激しい英印軍の攻撃下で、5月25日までにようやく渡河を完了した。
渡河作業隊が「渡河完了」を報告しても、第54師団長宮崎中将はなお残留者のあるのを恐れて、遅れて来る者のため、必ず収容の処置を講じた。
このため第54師団の将兵は、一糸乱れぬ団結を保持してその後の難局に当たったと言われている。

ようやくイラワジ河の渡河はなったが、宮崎師団長はインパール戦での体験から、ペグー山中へは少なくも1か月分の糧食を携行すべきと考えていた。
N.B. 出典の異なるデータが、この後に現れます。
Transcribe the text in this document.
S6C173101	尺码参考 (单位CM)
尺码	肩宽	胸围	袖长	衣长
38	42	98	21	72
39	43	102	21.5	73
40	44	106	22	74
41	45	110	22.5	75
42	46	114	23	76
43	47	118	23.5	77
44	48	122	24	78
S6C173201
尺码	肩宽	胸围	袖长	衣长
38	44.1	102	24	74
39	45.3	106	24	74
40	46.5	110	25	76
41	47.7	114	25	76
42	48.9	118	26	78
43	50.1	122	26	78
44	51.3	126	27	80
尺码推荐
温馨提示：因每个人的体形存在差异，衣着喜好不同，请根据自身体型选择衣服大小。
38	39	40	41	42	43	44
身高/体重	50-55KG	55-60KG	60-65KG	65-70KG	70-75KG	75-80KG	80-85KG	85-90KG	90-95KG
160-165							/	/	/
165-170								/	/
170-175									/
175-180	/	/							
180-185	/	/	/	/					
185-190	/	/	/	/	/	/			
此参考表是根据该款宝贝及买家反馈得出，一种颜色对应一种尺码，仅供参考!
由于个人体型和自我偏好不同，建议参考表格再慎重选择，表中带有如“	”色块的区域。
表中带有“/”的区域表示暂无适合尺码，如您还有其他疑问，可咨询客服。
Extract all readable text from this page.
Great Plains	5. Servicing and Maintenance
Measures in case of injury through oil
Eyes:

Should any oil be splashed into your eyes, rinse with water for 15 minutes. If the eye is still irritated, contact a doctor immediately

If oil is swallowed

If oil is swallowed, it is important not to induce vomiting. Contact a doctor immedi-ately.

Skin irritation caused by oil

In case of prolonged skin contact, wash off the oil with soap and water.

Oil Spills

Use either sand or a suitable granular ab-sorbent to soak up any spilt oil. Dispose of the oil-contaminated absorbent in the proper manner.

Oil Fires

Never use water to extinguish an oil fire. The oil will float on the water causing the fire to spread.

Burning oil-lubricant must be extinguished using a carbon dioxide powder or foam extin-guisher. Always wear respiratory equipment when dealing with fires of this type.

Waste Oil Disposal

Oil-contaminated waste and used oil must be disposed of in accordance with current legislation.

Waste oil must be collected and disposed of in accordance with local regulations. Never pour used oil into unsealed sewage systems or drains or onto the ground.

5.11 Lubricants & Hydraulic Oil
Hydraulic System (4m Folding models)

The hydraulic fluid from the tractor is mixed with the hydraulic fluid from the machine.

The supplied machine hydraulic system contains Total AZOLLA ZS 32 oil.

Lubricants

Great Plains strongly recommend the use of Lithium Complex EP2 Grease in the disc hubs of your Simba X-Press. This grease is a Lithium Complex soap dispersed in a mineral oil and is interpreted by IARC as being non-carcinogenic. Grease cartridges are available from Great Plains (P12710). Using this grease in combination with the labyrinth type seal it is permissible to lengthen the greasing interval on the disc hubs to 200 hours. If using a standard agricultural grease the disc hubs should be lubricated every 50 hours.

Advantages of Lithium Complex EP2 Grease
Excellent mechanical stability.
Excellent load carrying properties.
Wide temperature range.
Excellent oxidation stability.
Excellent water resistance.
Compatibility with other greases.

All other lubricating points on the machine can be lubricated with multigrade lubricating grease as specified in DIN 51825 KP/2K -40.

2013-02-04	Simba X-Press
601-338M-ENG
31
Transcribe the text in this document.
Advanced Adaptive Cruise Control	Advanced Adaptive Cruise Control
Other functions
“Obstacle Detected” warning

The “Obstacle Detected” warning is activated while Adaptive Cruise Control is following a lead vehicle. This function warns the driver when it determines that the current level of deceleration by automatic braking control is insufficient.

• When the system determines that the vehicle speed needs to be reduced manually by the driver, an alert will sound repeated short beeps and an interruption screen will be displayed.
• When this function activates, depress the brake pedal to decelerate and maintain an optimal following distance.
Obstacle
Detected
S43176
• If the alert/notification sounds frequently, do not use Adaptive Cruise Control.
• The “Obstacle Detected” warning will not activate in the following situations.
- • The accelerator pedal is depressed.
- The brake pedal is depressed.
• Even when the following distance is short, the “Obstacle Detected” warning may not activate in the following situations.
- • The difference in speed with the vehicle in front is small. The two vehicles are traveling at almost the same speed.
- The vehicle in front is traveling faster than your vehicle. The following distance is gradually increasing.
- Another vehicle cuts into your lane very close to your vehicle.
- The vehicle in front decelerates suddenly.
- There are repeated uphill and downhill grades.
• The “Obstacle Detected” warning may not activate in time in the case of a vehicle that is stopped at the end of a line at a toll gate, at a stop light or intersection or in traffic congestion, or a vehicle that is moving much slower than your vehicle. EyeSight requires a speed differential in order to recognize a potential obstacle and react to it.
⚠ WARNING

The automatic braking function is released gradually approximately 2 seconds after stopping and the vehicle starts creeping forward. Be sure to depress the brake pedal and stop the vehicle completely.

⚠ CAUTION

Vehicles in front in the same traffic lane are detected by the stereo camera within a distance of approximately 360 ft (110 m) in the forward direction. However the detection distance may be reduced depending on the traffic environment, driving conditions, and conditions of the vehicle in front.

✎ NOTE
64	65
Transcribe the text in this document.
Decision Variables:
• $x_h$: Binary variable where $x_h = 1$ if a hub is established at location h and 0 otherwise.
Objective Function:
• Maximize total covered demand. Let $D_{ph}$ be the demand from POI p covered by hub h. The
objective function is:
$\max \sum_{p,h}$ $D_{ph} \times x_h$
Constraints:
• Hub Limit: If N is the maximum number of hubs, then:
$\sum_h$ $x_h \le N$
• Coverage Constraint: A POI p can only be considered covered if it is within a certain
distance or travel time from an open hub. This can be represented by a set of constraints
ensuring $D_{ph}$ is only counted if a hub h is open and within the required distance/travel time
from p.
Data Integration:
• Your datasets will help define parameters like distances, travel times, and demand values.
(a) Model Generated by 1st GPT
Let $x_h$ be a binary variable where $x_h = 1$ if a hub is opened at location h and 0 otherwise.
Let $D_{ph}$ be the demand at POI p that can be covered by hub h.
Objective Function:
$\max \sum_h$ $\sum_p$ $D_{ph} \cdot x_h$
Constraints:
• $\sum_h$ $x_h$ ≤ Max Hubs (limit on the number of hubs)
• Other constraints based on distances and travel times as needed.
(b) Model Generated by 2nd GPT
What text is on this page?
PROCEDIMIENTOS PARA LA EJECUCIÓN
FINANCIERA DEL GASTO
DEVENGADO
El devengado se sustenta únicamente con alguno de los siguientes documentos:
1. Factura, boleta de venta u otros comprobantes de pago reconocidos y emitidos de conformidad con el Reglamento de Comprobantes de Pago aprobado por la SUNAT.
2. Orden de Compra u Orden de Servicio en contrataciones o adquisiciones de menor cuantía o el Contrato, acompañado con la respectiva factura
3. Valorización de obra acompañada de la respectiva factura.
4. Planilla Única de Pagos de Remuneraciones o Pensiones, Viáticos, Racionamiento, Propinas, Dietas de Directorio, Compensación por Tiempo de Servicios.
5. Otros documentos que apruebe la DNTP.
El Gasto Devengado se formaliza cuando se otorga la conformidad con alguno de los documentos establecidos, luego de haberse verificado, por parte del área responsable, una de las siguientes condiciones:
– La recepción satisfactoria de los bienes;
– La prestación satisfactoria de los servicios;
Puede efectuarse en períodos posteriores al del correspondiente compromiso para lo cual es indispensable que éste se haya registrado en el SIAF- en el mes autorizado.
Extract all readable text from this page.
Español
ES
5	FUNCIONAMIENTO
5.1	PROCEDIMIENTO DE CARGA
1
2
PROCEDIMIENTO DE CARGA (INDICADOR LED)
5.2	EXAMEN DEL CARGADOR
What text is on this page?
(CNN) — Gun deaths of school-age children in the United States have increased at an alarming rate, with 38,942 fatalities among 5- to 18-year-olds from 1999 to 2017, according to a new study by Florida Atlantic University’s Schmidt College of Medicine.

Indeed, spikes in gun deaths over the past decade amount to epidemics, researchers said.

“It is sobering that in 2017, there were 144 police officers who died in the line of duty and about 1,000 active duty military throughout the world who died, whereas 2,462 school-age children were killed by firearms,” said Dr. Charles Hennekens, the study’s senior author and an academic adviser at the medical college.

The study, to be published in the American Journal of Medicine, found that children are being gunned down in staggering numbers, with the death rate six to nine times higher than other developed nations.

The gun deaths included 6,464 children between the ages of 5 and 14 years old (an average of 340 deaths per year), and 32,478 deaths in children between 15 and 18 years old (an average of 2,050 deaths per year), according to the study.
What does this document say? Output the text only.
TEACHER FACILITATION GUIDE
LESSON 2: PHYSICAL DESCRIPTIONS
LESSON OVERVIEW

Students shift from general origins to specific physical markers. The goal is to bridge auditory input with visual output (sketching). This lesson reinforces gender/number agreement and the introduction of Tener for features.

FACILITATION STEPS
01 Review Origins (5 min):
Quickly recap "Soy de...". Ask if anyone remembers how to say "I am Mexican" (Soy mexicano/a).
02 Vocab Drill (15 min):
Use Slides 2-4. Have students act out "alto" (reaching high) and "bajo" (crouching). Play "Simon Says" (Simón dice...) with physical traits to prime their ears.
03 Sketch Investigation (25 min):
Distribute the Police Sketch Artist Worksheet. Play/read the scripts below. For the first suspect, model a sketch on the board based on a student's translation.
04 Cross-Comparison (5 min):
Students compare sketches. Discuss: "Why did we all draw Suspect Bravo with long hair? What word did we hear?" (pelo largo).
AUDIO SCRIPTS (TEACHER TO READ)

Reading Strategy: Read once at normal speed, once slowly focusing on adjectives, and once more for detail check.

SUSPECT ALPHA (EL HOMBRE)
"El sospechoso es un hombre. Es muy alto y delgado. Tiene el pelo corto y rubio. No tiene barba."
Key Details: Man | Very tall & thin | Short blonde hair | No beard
しかし軍の通報で、弾薬、糧秣の集積所が設置されているはずだったが、発見できなかった。
やむを得ず、師団が自力で収集する必要があり、例えペグー山中への転進が遅れても、糧秣収集の終わるまでバウカン平地で敵を阻止しなければならないと考えていた。
しかしこの間も、英印軍は執拗な攻撃を繰り返し行って来た。
また雨季入りの6月上旬から、コレラが猖獗し始めた。
早くは発病後3時間で急死、普通は2、3日で死亡した。その数は百数十名に及んだ。

第54師団のバウカン平地での戦い

6月16日、遂に転進を再開した。
ペグー山中での集結完了は、6月下旬の予定だった。集めた食糧は約40日分。33日分は自ら背負い、残りの7日分は牛の首に掛けて運んだ。
伝染病患者収容班は、師団の進路を汚染しない様、後方から続行。その他の患者は部隊自ら携行した。
山は道が無く険しい。昼夜の区別なく降り続く豪雨に河床道もたちまち水路に変わった。
前進途中、マラリヤ、デング熱の再発に苦しむ将兵は、辛うじて戦友の肩に縋って行くが、遂にはこれ以上戦友に心労を掛けるに忍びないと、密かに手榴弾で自決して果てる者が後を絶たなかった。
長い雨中の行軍で、靴は破れ、足は水浸しのため白くむくみ、皮膚は破れて肉が現れ、針の山を歩くような苦痛。
このような苦難の末、6月24日、遂に第54師団主力はペグー山中に辿り着いた。
しかし、ペグー山中でも、給養の低下やマラリヤ患者の多発で、各部隊の宿営地は悲惨な状態にあった。

<緬甸(ビルマ)方面軍統廃合の予定>
この年1945年(昭和20年)5月上旬ドイツが連合国軍に降伏。
欧州戦線から戻った英印軍の、インド洋方面での圧迫が更に強まっていた。
南方軍は、シンガポール周辺の防衛、タイを中核とするインドシナ半島の防衛にあらゆる努力を傾け、自活永久抗戦状態の確立を目指していた。
大本営は、シッタン河以西を喪失したビルマ方面軍はその地位を失ったとして、タイ・ビルマ指導組織の整理統合が行われ、緬甸(ビルマ)方面軍隷下の各師団は、第18方面軍(タイ国駐屯軍)隷下に吸収されることになった。
このため、当面緬甸(ビルマ)方面軍に取敢えず残されるのは、唯一シャン高原の第56師団(龍・久留米)のみとなった。